According to Douglas, obtaining patents is the key to making sure that the hard work of UAMS’s researchers eventually makes it to market. Without those patents, he said, the intellectual property would remain just that – intellectual. “Those would never be developed if we didn’t sort of capture the value in an intellectual asset, a patent, and then essentially sell that patent to a pharma company,” he said. “If they can’t control that asset, they won’t invest in it.”
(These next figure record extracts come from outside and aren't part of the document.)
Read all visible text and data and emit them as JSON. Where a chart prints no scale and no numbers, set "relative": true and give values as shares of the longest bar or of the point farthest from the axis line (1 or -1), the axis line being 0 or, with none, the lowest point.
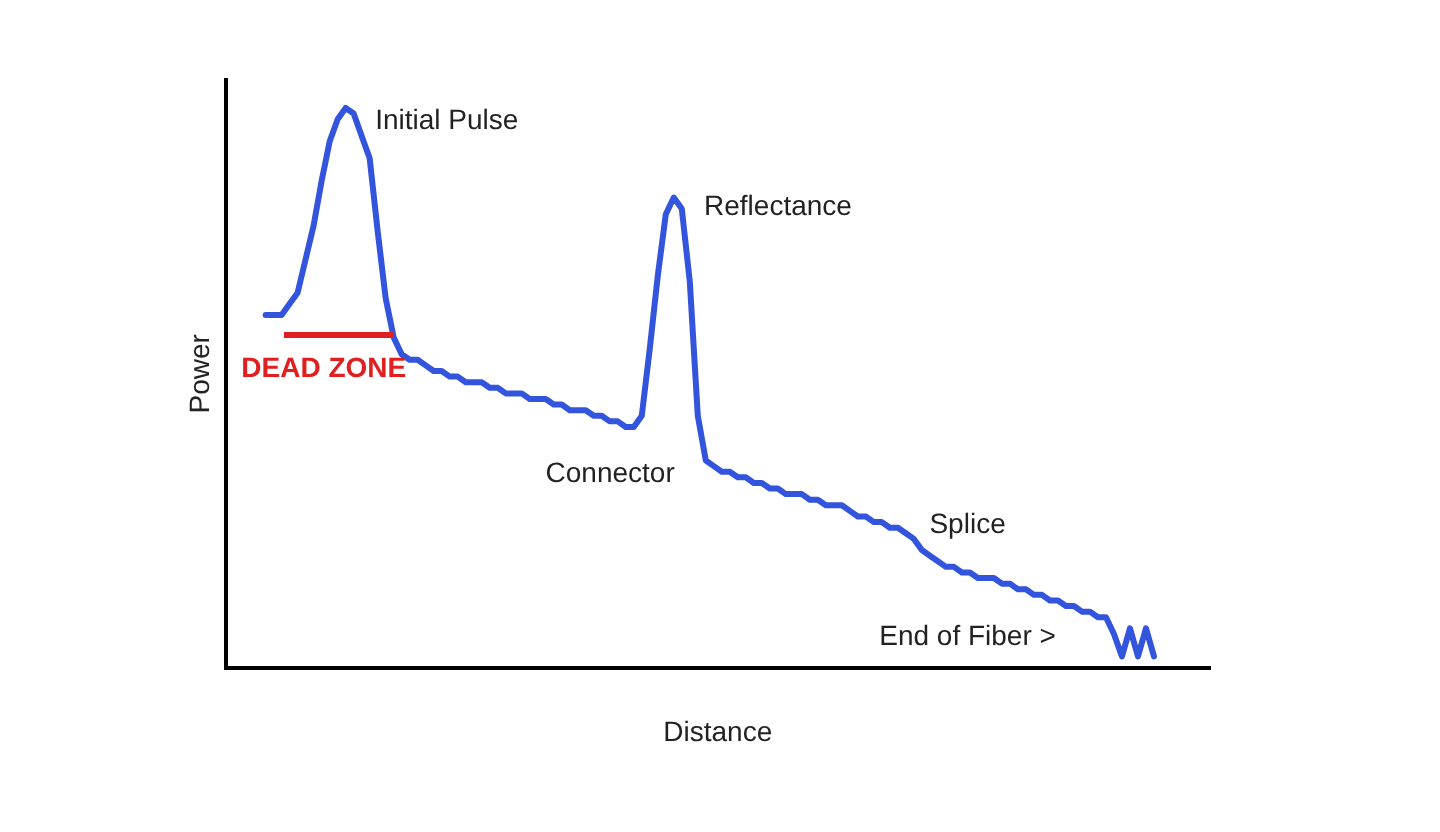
{
  "chart_data": {
    "type": "line",
    "relative": true,
    "xlabel": "Distance",
    "ylabel": "Power",
    "grid": false,
    "legend": false,
    "marker": "none",
    "line_style": "solid",
    "categories": [
      null,
      null,
      null,
      null,
      null,
      null,
      null,
      null,
      null,
      null,
      null,
      null,
      null,
      null,
      null,
      null,
      null,
      null,
      null,
      null,
      null,
      null,
      null,
      null,
      null,
      null,
      null,
      null,
      null,
      null,
      null,
      null,
      null,
      null,
      null,
      null,
      null,
      null,
      null,
      null,
      null,
      null,
      null,
      null,
      null,
      null,
      null,
      null,
      null,
      null,
      null,
      null,
      null,
      null,
      null,
      null,
      null,
      null,
      null,
      null,
      null,
      null,
      null,
      null,
      null,
      null,
      null,
      null,
      null,
      null,
      null,
      null,
      null,
      null,
      null,
      null,
      null,
      null,
      null,
      null,
      null,
      null,
      null,
      null,
      null,
      null,
      null,
      null,
      null,
      null,
      null,
      null,
      null,
      null,
      null,
      null,
      null,
      null,
      null,
      null,
      null,
      null,
      null,
      null,
      null,
      null,
      null,
      null,
      null,
      null,
      null,
      null,
      null,
      null,
      null,
      null,
      null,
      null,
      null,
      null,
      null,
      null,
      null,
      null
    ],
    "series": [
      {
        "color": "#3355dd",
        "values": [
          null,
          null,
          null,
          null,
          null,
          0.63,
          0.63,
          0.63,
          0.65,
          0.67,
          0.73,
          0.79,
          0.87,
          0.94,
          0.98,
          1,
          0.99,
          0.95,
          0.91,
          0.78,
          0.66,
          0.59,
          0.56,
          0.55,
          0.55,
          0.54,
          0.53,
          0.53,
          0.52,
          0.52,
          0.51,
          0.51,
          0.51,
          0.5,
          0.5,
          0.49,
          0.49,
          0.49,
          0.48,
          0.48,
          0.48,
          0.47,
          0.47,
          0.46,
          0.46,
          0.46,
          0.45,
          0.45,
          0.44,
          0.44,
          0.43,
          0.43,
          0.45,
          0.57,
          0.7,
          0.81,
          0.84,
          0.82,
          0.69,
          0.45,
          0.37,
          0.36,
          0.35,
          0.35,
          0.34,
          0.34,
          0.33,
          0.33,
          0.32,
          0.32,
          0.31,
          0.31,
          0.31,
          0.3,
          0.3,
          0.29,
          0.29,
          0.29,
          0.28,
          0.27,
          0.27,
          0.26,
          0.26,
          0.25,
          0.25,
          0.24,
          0.23,
          0.21,
          0.2,
          0.19,
          0.18,
          0.18,
          0.17,
          0.17,
          0.16,
          0.16,
          0.16,
          0.15,
          0.15,
          0.14,
          0.14,
          0.13,
          0.13,
          0.12,
          0.12,
          0.11,
          0.11,
          0.1,
          0.1,
          0.09,
          0.09,
          0.06,
          0.02,
          0.07,
          0.02,
          0.07,
          0.02,
          null,
          null,
          null,
          null,
          null,
          null,
          null
        ]
      }
    ],
    "annotations": [
      "Initial Pulse",
      "Reflectance",
      "Connector",
      "Splice",
      "End of Fiber >",
      "DEAD ZONE"
    ]
  }
}
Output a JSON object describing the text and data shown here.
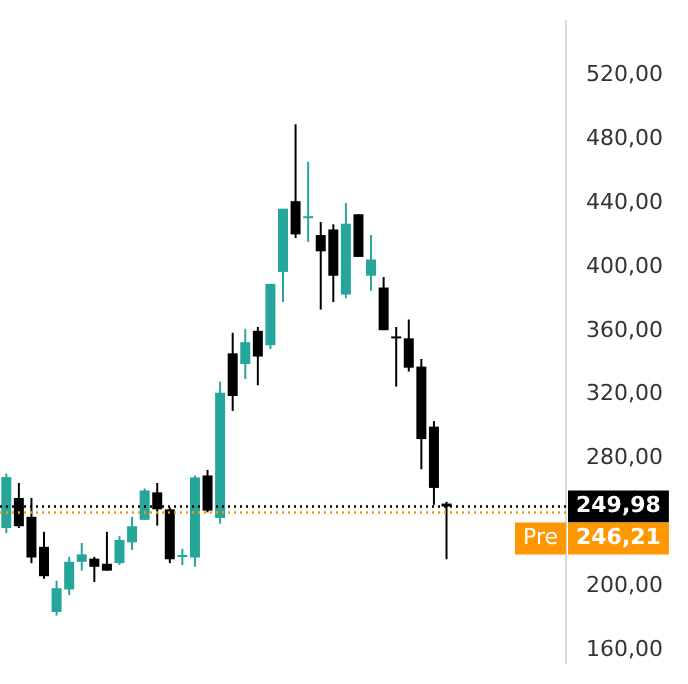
{
  "chart_data": {
    "type": "candlestick",
    "categories": [
      null,
      null,
      null,
      null,
      null,
      null,
      null,
      null,
      null,
      null,
      null,
      null,
      null,
      null,
      null,
      null,
      null,
      null,
      null,
      null,
      null,
      null,
      null,
      null,
      null,
      null,
      null,
      null,
      null,
      null,
      null,
      null,
      null,
      null,
      null,
      null,
      null,
      null,
      null,
      null,
      null,
      null,
      null,
      null,
      null
    ],
    "ohlc": [
      [
        236.5,
        270.6,
        233.3,
        268.4
      ],
      [
        255.3,
        264.7,
        236.5,
        237.6
      ],
      [
        243.5,
        255.3,
        214.5,
        218.0
      ],
      [
        224.7,
        234.1,
        204.7,
        206.3
      ],
      [
        183.9,
        203.5,
        181.6,
        198.8
      ],
      [
        198.0,
        218.4,
        194.5,
        215.3
      ],
      [
        215.3,
        227.1,
        209.8,
        220.0
      ],
      [
        217.3,
        218.4,
        202.7,
        212.2
      ],
      [
        214.1,
        234.1,
        209.8,
        209.8
      ],
      [
        214.5,
        231.4,
        213.3,
        229.0
      ],
      [
        227.5,
        243.5,
        222.7,
        237.6
      ],
      [
        241.6,
        261.2,
        241.6,
        260.0
      ],
      [
        258.8,
        264.7,
        238.0,
        248.2
      ],
      [
        248.2,
        249.4,
        214.5,
        216.9
      ],
      [
        218.8,
        223.5,
        213.3,
        219.6
      ],
      [
        218.0,
        269.4,
        212.2,
        268.2
      ],
      [
        269.4,
        272.9,
        246.3,
        247.4
      ],
      [
        242.7,
        328.2,
        239.2,
        321.2
      ],
      [
        345.9,
        358.8,
        309.8,
        319.2
      ],
      [
        339.2,
        361.2,
        329.8,
        352.9
      ],
      [
        360.0,
        362.4,
        325.9,
        343.9
      ],
      [
        351.0,
        389.4,
        348.6,
        389.4
      ],
      [
        396.9,
        436.5,
        378.0,
        436.5
      ],
      [
        441.2,
        489.4,
        418.1,
        420.4
      ],
      [
        431.0,
        465.9,
        415.7,
        431.8
      ],
      [
        420.0,
        428.2,
        373.3,
        409.8
      ],
      [
        423.5,
        426.7,
        378.0,
        394.5
      ],
      [
        382.7,
        440.0,
        380.4,
        427.1
      ],
      [
        433.0,
        433.0,
        406.3,
        406.3
      ],
      [
        394.5,
        420.0,
        385.1,
        404.7
      ],
      [
        387.1,
        393.7,
        360.4,
        360.4
      ],
      [
        356.5,
        362.4,
        325.1,
        355.7
      ],
      [
        355.3,
        367.1,
        334.5,
        336.9
      ],
      [
        337.6,
        342.4,
        273.3,
        292.2
      ],
      [
        300.0,
        303.5,
        251.0,
        261.6
      ],
      [
        251.8,
        252.9,
        216.9,
        249.98
      ],
      null,
      null,
      null,
      null,
      null,
      null,
      null,
      null,
      null
    ],
    "colors": [
      "#26a69a",
      "#000000",
      "#000000",
      "#000000",
      "#26a69a",
      "#26a69a",
      "#26a69a",
      "#000000",
      "#000000",
      "#26a69a",
      "#26a69a",
      "#26a69a",
      "#000000",
      "#000000",
      "#26a69a",
      "#26a69a",
      "#000000",
      "#26a69a",
      "#000000",
      "#26a69a",
      "#000000",
      "#26a69a",
      "#26a69a",
      "#000000",
      "#26a69a",
      "#000000",
      "#000000",
      "#26a69a",
      "#000000",
      "#26a69a",
      "#000000",
      "#000000",
      "#000000",
      "#000000",
      "#000000",
      "#000000",
      null,
      null,
      null,
      null,
      null,
      null,
      null,
      null,
      null
    ],
    "ylim": [
      152,
      554
    ],
    "yticks": [
      {
        "value": 160,
        "label": "160,00"
      },
      {
        "value": 200,
        "label": "200,00"
      },
      {
        "value": 280,
        "label": "280,00"
      },
      {
        "value": 320,
        "label": "320,00"
      },
      {
        "value": 360,
        "label": "360,00"
      },
      {
        "value": 400,
        "label": "400,00"
      },
      {
        "value": 440,
        "label": "440,00"
      },
      {
        "value": 480,
        "label": "480,00"
      },
      {
        "value": 520,
        "label": "520,00"
      }
    ],
    "ref_lines": [
      {
        "axis": "y",
        "value": 249.98,
        "label": "249,98",
        "color": "#000000",
        "line_style": "dotted"
      },
      {
        "axis": "y",
        "value": 246.21,
        "label": "246,21",
        "color": "#ff9800",
        "line_style": "dotted"
      }
    ],
    "annotations": [
      {
        "text": "Pre",
        "y": 246.21
      }
    ],
    "grid": false
  }
}
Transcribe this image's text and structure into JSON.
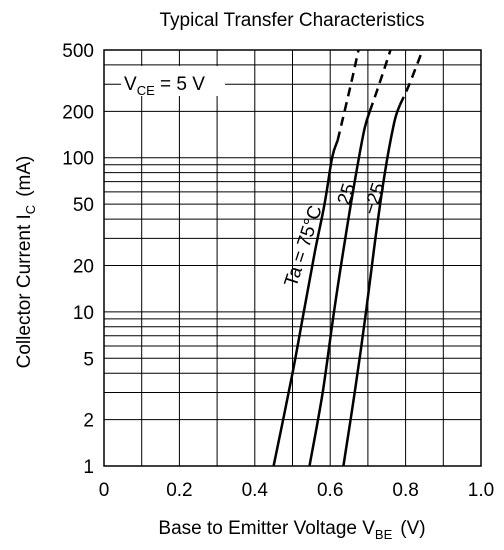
{
  "chart_data": {
    "type": "line",
    "title": "Typical Transfer Characteristics",
    "x_axis": {
      "label_main": "Base to Emitter Voltage  V",
      "label_sub": "BE",
      "label_unit": "(V)",
      "range": [
        0,
        1.0
      ],
      "ticks": [
        0,
        0.2,
        0.4,
        0.6,
        0.8,
        1.0
      ],
      "tick_labels": [
        "0",
        "0.2",
        "0.4",
        "0.6",
        "0.8",
        "1.0"
      ],
      "minor_step": 0.1
    },
    "y_axis": {
      "label_main": "Collector Current  I",
      "label_sub": "C",
      "label_unit": "(mA)",
      "scale": "log",
      "range": [
        1,
        500
      ],
      "ticks": [
        1,
        2,
        5,
        10,
        20,
        50,
        100,
        200,
        500
      ],
      "tick_labels": [
        "1",
        "2",
        "5",
        "10",
        "20",
        "50",
        "100",
        "200",
        "500"
      ],
      "gridlines": [
        1,
        2,
        3,
        4,
        5,
        6,
        7,
        8,
        9,
        10,
        20,
        30,
        40,
        50,
        60,
        70,
        80,
        90,
        100,
        200,
        300,
        400,
        500
      ]
    },
    "grid": true,
    "annotation": {
      "main": "V",
      "sub": "CE",
      "rest": " = 5 V"
    },
    "series": [
      {
        "name": "Ta = 75°C",
        "solid": [
          [
            0.45,
            1
          ],
          [
            0.5,
            4
          ],
          [
            0.53,
            10
          ],
          [
            0.56,
            25
          ],
          [
            0.585,
            50
          ],
          [
            0.605,
            100
          ],
          [
            0.62,
            130
          ]
        ],
        "dashed": [
          [
            0.62,
            130
          ],
          [
            0.655,
            300
          ],
          [
            0.675,
            500
          ]
        ]
      },
      {
        "name": "25",
        "solid": [
          [
            0.545,
            1
          ],
          [
            0.58,
            3
          ],
          [
            0.61,
            10
          ],
          [
            0.64,
            30
          ],
          [
            0.665,
            70
          ],
          [
            0.69,
            150
          ],
          [
            0.705,
            200
          ]
        ],
        "dashed": [
          [
            0.705,
            200
          ],
          [
            0.73,
            300
          ],
          [
            0.76,
            500
          ]
        ]
      },
      {
        "name": "−25",
        "solid": [
          [
            0.635,
            1
          ],
          [
            0.665,
            3
          ],
          [
            0.695,
            10
          ],
          [
            0.72,
            30
          ],
          [
            0.745,
            80
          ],
          [
            0.77,
            170
          ],
          [
            0.785,
            220
          ]
        ],
        "dashed": [
          [
            0.785,
            220
          ],
          [
            0.81,
            300
          ],
          [
            0.845,
            500
          ]
        ]
      }
    ]
  }
}
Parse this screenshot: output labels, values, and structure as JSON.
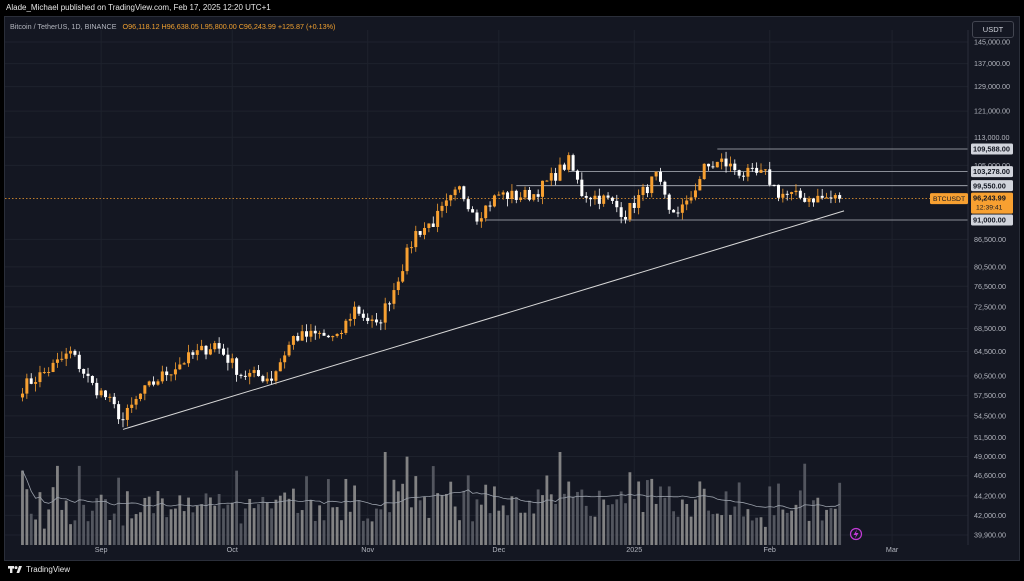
{
  "publisher": "Alade_Michael published on TradingView.com, Feb 17, 2025 12:20 UTC+1",
  "symbol": "Bitcoin / TetherUS, 1D, BINANCE",
  "ohlc": "O96,118.12 H96,638.05 L95,800.00 C96,243.99 +125.87 (+0.13%)",
  "currency": "USDT",
  "brand": "TradingView",
  "colors": {
    "up": "#f7a031",
    "down": "#ffffff",
    "bg": "#141722"
  },
  "chart_data": {
    "type": "candlestick",
    "title": "Bitcoin / TetherUS, 1D, BINANCE",
    "y_scale": "log",
    "ylim": [
      39000,
      152000
    ],
    "y_ticks": [
      "145,000.00",
      "137,000.00",
      "129,000.00",
      "121,000.00",
      "113,000.00",
      "105,000.00",
      "86,500.00",
      "80,500.00",
      "76,500.00",
      "72,500.00",
      "68,500.00",
      "64,500.00",
      "60,500.00",
      "57,500.00",
      "54,500.00",
      "51,500.00",
      "49,000.00",
      "46,600.00",
      "44,200.00",
      "42,000.00",
      "39,900.00"
    ],
    "x_labels": [
      "Sep",
      "Oct",
      "Nov",
      "Dec",
      "2025",
      "Feb",
      "Mar"
    ],
    "price_levels": [
      {
        "label": "109,588.00",
        "value": 109588
      },
      {
        "label": "103,278.00",
        "value": 103278
      },
      {
        "label": "99,550.00",
        "value": 99550
      },
      {
        "label": "91,000.00",
        "value": 91000
      }
    ],
    "last_price": {
      "symbol": "BTCUSDT",
      "value": "96,243.99",
      "countdown": "12:39:41",
      "numeric": 96243.99
    },
    "trendline": [
      {
        "date": "2024-09-06",
        "price": 52600
      },
      {
        "date": "2025-02-18",
        "price": 93200
      }
    ],
    "anchors": [
      [
        "2024-08-14",
        58800
      ],
      [
        "2024-08-20",
        61500
      ],
      [
        "2024-08-25",
        64300
      ],
      [
        "2024-08-30",
        59000
      ],
      [
        "2024-09-02",
        57300
      ],
      [
        "2024-09-06",
        53900
      ],
      [
        "2024-09-10",
        57600
      ],
      [
        "2024-09-14",
        60000
      ],
      [
        "2024-09-20",
        63000
      ],
      [
        "2024-09-27",
        65800
      ],
      [
        "2024-10-03",
        60800
      ],
      [
        "2024-10-10",
        60200
      ],
      [
        "2024-10-15",
        66900
      ],
      [
        "2024-10-21",
        67400
      ],
      [
        "2024-10-25",
        66500
      ],
      [
        "2024-10-29",
        72300
      ],
      [
        "2024-11-03",
        68700
      ],
      [
        "2024-11-07",
        76000
      ],
      [
        "2024-11-12",
        88000
      ],
      [
        "2024-11-16",
        90500
      ],
      [
        "2024-11-22",
        98500
      ],
      [
        "2024-11-26",
        92000
      ],
      [
        "2024-12-01",
        97300
      ],
      [
        "2024-12-05",
        96800
      ],
      [
        "2024-12-09",
        97400
      ],
      [
        "2024-12-13",
        101400
      ],
      [
        "2024-12-17",
        106100
      ],
      [
        "2024-12-20",
        97700
      ],
      [
        "2024-12-26",
        95800
      ],
      [
        "2024-12-30",
        92400
      ],
      [
        "2025-01-06",
        102000
      ],
      [
        "2025-01-09",
        92600
      ],
      [
        "2025-01-13",
        94500
      ],
      [
        "2025-01-17",
        104000
      ],
      [
        "2025-01-21",
        106000
      ],
      [
        "2025-01-26",
        102600
      ],
      [
        "2025-01-31",
        102400
      ],
      [
        "2025-02-03",
        97700
      ],
      [
        "2025-02-08",
        96500
      ],
      [
        "2025-02-17",
        96244
      ]
    ],
    "volume": {
      "ylim": [
        0,
        1
      ],
      "note": "relative daily volume bars with moving average"
    }
  }
}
That means he is in a never-ending race with his own researchers, who sometimes don’t think to contact him before publishing their work, which removes the opportunity to file for a patent. He walks the halls and attends department meetings to keep his finger on the researchers’ pulse and remind them of their academic duty to file a patent application for their work. Sometimes the race goes right to the finish line. Recently, UAMS’ copyright committee decided to move forward on patenting a discovery during a Friday afternoon meeting that ended at 3:30 p.m. Thirty minutes later they learned that the research would be published the following Monday. The manuscript was delivered to the patent attorney, and it was submitted as a provisional patent in time.

“The sacrosanct rule is we don’t delay publication at all,” he said. “Publication is the lifeline for these investigators, and we can’t get in the way of that. There is some stuff that gets published that we would have liked to have, and we just either didn’t get to it in time, or the investigator didn’t think it was important enough to tell us about it.”